Older consumers may be facing some of the most important financial choices of their life – how to use their pension freedoms, whether to opt out of certain pension schemes, consolidate pension pots and perhaps plan for possible social care. They also have the smallest opportunity for correcting any poor judgements.
The costs of mistakes among this group are high both for themselves and for wider society. Proponents might be hoping that this is a group where robo advice can offer broad and affordable solutions. But it may also be the group where robo advice will face the most resistance.
Who you gonna call?
If a sizeable proportion of people is likely to reject robo advice, the next obvious question is: what are they likely to do instead?
The research addressed this by asking those who had rejected robo advice, what they would recommend doing as an alternative. They were given 3 options: consult a human financial adviser; seek advice from friends or family; or trust their own judgement.
The most common option indicated, chosen in 72% of cases, was to recommend advice from a human financial adviser. Women were more likely to indicate this preference.
The next most popular option among the robo rejecters was to ask advice from friends or family, an option chosen by 21%. These individuals were more likely to be young, of lower socio-economic status, less trusting of banks and have lower financial literacy.

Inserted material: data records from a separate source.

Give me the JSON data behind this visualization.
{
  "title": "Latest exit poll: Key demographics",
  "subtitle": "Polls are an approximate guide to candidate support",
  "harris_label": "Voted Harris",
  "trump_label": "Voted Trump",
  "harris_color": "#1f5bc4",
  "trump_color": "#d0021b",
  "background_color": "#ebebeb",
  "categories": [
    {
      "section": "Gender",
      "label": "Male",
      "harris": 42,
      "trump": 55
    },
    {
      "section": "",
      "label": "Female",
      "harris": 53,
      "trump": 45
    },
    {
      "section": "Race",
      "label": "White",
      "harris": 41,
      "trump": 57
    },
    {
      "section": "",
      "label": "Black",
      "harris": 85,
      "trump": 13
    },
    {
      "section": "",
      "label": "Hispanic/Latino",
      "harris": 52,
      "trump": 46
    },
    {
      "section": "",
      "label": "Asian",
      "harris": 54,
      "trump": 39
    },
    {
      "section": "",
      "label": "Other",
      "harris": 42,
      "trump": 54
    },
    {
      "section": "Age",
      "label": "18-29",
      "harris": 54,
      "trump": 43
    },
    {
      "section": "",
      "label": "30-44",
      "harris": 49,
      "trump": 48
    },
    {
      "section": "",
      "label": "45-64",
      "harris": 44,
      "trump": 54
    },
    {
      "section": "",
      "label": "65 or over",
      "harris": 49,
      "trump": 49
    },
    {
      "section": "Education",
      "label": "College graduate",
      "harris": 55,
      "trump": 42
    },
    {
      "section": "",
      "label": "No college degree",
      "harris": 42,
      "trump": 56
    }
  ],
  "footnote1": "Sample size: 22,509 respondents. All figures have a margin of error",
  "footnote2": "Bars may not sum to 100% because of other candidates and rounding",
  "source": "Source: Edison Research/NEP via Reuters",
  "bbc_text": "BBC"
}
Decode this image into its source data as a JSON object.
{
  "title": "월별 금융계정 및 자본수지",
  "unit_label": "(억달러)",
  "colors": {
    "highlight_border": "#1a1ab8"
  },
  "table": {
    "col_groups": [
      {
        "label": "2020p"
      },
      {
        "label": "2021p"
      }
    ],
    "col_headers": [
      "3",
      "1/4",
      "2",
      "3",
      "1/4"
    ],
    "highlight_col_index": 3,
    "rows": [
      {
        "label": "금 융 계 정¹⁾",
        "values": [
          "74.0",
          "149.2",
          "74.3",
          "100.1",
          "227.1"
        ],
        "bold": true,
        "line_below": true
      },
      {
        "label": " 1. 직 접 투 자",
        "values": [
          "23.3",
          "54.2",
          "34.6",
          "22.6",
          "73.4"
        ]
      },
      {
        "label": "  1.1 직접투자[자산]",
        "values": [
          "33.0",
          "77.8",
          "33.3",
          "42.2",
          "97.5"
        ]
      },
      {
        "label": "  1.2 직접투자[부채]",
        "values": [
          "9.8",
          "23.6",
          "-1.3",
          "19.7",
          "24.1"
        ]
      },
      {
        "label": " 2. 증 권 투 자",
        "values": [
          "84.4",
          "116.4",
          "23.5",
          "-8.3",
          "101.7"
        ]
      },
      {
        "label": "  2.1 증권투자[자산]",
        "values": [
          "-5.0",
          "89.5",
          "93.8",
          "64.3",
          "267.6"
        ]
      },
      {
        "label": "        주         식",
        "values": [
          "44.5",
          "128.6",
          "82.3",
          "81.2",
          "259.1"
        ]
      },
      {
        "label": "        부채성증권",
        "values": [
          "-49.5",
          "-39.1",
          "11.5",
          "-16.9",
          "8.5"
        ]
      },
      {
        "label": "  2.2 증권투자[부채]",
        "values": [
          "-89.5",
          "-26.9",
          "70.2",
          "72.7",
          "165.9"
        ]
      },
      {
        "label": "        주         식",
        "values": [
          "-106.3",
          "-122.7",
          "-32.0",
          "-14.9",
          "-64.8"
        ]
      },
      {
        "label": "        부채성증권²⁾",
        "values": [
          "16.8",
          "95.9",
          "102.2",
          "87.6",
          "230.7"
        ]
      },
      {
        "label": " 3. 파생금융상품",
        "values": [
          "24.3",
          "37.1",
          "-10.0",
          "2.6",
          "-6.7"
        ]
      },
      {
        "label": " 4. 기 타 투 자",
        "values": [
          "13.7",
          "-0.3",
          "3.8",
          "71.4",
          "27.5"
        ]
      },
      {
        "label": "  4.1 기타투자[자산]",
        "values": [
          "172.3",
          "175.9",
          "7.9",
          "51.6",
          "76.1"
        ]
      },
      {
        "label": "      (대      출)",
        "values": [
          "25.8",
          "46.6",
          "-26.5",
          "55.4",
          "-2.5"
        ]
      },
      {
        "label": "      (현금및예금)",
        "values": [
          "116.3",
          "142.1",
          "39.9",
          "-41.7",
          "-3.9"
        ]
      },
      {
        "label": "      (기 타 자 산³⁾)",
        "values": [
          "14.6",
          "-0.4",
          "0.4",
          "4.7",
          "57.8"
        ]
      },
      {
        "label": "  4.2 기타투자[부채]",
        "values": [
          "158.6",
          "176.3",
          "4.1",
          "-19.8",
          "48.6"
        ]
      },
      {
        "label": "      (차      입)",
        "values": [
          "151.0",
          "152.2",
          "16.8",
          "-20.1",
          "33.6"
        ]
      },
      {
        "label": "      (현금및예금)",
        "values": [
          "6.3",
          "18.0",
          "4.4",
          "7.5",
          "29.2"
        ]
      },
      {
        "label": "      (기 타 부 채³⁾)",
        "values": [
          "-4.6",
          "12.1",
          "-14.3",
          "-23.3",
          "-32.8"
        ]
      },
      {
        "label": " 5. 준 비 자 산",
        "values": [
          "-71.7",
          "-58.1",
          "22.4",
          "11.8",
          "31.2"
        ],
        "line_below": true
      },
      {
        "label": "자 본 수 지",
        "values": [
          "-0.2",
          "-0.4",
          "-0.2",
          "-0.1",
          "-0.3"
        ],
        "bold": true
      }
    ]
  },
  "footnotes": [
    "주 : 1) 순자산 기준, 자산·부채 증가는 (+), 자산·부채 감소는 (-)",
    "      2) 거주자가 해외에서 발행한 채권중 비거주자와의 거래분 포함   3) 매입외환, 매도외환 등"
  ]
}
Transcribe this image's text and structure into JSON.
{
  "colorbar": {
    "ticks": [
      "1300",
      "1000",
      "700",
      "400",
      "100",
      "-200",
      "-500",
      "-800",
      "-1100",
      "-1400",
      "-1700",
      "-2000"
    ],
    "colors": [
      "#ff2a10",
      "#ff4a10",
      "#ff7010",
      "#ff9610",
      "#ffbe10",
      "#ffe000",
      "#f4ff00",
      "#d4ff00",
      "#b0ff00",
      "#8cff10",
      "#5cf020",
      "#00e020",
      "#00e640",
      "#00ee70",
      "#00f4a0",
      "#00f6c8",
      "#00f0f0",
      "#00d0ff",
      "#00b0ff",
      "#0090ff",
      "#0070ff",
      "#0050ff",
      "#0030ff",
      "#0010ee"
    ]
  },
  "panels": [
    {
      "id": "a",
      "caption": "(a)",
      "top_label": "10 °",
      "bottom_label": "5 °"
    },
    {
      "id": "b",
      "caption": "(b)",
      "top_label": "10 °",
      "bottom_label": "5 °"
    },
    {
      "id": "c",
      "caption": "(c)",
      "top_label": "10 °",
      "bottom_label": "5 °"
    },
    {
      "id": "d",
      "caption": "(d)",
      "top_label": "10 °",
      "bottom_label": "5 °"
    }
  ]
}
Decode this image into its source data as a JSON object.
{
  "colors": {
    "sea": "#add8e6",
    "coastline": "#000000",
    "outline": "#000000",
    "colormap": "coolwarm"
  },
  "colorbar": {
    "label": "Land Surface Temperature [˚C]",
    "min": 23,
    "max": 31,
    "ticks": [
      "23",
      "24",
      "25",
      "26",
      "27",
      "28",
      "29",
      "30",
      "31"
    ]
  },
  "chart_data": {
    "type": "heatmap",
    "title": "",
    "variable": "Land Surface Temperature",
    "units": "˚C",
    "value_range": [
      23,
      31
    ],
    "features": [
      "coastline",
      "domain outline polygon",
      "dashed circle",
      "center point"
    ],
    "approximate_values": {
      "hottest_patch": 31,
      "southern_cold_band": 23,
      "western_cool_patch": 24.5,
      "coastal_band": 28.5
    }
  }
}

Here we see the importance of not generalising about the younger population. While overall they may be more likely to accept robo advice, there are plenty young people who are not. These young robo-rejecters are also less likely to seek professional advice of any kind.
Combined with the other factors we found to be associated with relying on personal networks - lower socio-economic status, lower financial literacy, lower trust in corporations - we may be able to see here the outline of a divide in the younger generation between those more advantaged and more comfortable with technology and intermediaries, and those less financially capable, but also less comfortable with tech and placing trust in financial intermediaries.
This raises the concern that those who may be most in need of advice – lower socio-economic status and low financial literacy - may be least likely to embrace support through robo-advice or any other form of professional guidance.
Those who reject robo advice in favour of the third option - trust own judgement—represented the smallest group just 7% of robo-rejecters.
Again though, the profile of this group was somewhat distinct – more likely to be male and middle-aged, have trust in banks and have higher financial literacy.
It is hard to draw any clear conclusion from this – aside from making the obvious joke that middle-aged men don’t like asking for directions. But it is worth remembering that higher financial literacy may not be the same as sufficient financial literacy, and that a little knowledge can be a dangerous thing if it leads to over-confidence.
The headline findings of this research suggest that robo advice has a way to go before it is embraced by the majority of consumers.
It also identifies some of the obstacles to its widespread acceptance. Some of these are to be expected, such as the generational differences in technology adoption. Others point to significant hurdles that have little or nothing to do with age or even technology potentially, such as basic trust in financial corporations, socio-economic status and the complex question of consumers’ trust in their own judgement or that of their friends and relatives.
There is clearly huge potential for robo advice to become a major part of the financial landscape, offering great advantages in cost and convenience for many consumers, liberating us from much of the hard work of tough decisions and potentially saving us from cognitive biases and limitations that may lead us astray in complex scenarios.
What is less clear is whether it can solve the advice gap in the foreseeable future and whether ultimately those who may need decision support most will have faith in the algorithms of the future.